Rencontré récemment, un expert soutien de Macron m’a passablement énervé en me sortant la ritournelle suivante : « ce que j’aime chez Macron c’est son parler vrai ; il me fait penser à Pierre Mendès France. » Je ne supporte plus cette phrase marketing. D’abord parce que quelles que soient les divergences qu’on a pu avoir avec Pierre Mendès-France sur tel ou tel sujet dans sa longue carrière politique, c’est lui faire injure qu’un individu comme Macron puisse se réclamer de lui.
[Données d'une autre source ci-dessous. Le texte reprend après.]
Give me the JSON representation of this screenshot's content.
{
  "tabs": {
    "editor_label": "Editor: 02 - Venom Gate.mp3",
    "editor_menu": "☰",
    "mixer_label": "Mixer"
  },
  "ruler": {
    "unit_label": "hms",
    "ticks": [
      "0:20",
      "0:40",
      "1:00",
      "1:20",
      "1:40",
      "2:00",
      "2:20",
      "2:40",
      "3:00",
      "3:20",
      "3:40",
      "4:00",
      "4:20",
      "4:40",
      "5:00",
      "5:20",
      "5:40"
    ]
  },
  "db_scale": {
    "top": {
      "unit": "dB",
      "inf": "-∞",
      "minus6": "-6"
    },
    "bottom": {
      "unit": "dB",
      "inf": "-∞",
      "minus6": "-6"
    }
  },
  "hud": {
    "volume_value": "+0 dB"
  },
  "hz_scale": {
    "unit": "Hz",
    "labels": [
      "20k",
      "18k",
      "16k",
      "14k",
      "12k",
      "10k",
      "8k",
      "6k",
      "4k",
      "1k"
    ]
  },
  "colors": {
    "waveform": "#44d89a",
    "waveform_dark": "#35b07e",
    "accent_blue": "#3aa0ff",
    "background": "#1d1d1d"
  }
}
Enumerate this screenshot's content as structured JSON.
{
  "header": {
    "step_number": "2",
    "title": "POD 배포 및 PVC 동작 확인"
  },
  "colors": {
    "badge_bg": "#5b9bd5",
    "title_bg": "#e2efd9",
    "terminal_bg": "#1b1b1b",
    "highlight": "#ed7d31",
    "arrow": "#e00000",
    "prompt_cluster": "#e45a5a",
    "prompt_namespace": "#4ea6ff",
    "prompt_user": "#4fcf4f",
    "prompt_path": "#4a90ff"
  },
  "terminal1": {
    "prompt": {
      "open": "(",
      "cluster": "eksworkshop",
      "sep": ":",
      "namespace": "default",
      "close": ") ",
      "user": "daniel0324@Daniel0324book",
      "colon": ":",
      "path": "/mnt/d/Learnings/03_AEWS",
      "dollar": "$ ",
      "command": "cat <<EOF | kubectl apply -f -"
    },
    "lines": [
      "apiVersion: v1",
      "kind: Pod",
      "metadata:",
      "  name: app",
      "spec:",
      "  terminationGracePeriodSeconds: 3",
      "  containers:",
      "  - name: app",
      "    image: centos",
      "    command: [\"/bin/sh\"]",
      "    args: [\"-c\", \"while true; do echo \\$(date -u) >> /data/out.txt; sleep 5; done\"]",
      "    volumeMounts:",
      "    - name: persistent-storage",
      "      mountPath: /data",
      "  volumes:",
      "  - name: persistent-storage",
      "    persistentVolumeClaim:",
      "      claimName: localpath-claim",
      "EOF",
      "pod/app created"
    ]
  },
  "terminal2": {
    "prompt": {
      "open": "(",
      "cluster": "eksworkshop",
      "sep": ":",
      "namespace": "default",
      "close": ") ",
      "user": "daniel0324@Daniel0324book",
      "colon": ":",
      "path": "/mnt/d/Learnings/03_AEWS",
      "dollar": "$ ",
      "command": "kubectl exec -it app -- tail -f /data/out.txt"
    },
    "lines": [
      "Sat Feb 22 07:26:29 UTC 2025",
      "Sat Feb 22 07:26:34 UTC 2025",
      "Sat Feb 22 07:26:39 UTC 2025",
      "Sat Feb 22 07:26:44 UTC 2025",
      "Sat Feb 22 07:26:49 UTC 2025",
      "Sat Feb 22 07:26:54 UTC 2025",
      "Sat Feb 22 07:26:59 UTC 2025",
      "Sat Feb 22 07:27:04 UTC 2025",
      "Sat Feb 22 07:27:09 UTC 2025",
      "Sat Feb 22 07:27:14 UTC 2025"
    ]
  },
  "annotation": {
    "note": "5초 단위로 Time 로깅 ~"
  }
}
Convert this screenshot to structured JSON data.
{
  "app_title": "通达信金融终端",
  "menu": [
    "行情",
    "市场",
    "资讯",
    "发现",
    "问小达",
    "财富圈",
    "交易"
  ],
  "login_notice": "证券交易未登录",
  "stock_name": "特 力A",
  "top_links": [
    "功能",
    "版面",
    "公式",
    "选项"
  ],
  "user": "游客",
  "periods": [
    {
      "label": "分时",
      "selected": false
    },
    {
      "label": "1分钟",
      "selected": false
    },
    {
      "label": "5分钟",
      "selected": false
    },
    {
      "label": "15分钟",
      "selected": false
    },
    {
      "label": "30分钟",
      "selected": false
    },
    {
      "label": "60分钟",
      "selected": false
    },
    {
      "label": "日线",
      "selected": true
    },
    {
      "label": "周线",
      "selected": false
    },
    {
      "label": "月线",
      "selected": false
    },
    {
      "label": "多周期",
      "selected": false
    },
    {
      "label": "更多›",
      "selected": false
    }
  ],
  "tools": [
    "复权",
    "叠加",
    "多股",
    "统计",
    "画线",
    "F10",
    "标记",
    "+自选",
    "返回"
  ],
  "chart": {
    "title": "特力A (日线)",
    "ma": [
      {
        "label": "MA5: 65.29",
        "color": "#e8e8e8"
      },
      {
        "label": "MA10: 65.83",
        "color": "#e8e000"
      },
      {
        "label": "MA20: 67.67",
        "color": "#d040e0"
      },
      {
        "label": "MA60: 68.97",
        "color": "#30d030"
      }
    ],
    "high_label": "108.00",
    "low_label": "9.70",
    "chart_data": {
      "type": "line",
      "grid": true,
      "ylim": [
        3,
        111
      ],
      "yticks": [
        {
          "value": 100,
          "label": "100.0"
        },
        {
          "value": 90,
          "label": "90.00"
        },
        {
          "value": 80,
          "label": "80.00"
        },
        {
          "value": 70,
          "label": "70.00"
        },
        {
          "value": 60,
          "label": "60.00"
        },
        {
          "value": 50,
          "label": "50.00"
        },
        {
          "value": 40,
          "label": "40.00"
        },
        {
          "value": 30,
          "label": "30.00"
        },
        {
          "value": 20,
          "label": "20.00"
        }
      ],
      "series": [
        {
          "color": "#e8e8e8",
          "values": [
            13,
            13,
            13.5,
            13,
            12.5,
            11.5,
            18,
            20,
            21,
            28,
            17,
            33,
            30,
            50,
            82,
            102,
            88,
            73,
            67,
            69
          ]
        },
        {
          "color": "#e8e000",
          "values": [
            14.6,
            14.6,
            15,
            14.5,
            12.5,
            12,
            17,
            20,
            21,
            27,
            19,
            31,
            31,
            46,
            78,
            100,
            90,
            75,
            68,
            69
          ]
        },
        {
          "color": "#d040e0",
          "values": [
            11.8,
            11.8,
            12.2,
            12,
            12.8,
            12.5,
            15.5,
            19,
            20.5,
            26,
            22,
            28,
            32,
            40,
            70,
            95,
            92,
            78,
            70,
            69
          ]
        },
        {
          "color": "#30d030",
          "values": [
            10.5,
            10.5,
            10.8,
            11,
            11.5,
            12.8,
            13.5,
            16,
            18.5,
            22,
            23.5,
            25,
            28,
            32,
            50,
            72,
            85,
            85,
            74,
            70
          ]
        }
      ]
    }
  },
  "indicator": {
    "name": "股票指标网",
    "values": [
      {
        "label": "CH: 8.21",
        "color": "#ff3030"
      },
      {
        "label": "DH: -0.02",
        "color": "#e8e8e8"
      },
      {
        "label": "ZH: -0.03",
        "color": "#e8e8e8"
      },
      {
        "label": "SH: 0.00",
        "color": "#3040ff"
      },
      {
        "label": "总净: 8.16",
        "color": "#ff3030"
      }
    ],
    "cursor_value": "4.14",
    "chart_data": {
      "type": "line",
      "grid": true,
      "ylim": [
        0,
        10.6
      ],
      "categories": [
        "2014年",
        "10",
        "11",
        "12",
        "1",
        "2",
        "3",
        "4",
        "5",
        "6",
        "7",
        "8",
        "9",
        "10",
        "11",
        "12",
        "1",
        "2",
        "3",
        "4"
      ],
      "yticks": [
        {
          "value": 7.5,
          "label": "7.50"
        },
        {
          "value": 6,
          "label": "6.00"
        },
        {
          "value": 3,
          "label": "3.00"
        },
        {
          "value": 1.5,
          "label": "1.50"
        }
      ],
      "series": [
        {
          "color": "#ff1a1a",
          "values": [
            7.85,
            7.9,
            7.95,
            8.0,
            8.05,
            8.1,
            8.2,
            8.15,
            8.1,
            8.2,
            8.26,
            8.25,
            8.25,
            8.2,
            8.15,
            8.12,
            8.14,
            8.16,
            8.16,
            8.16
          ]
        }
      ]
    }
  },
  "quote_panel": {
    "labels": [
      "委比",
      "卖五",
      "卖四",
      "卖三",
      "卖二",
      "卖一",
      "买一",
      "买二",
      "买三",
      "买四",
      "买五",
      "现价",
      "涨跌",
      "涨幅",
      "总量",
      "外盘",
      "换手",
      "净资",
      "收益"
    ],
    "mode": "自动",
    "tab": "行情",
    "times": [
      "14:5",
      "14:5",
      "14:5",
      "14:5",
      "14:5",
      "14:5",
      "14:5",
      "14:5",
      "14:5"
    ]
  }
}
Monsieur Macron, Pierre Mendès-France, qui s’est fait élire dès 1928 maire de Louviers, s’est consacré à ce mandat local avec abnégation pendant des décennies ; membre du gouvernement du Front Populaire de 1936, il y défendit, dès l’époque et contre l’avis de Blum, les idées de Keynes que vous fustigez aujourd’hui ; Mendès le résistant fut menacé d’être fusillé comme Jean Zay, fit la paix en Indochine, en 1958 fut l’un des rares à résister à De Gaulle, fut à nos côtés en mai 68… Si l’auteur de la République moderne n’est pas sans contradictions et peut légitimement susciter le débat à gauche, je vous en prie Monsieur Macron, ne salissez pas la mémoire de Piere Mendès-France en vous réclamant de lui, sous prétexte d’un soit-disant « parler vrai ».
Au-delà de cette analyse, que beaucoup partagent, Macron n’est-il pas avant tout un indice de plus de la décomposition politique du parti socialiste.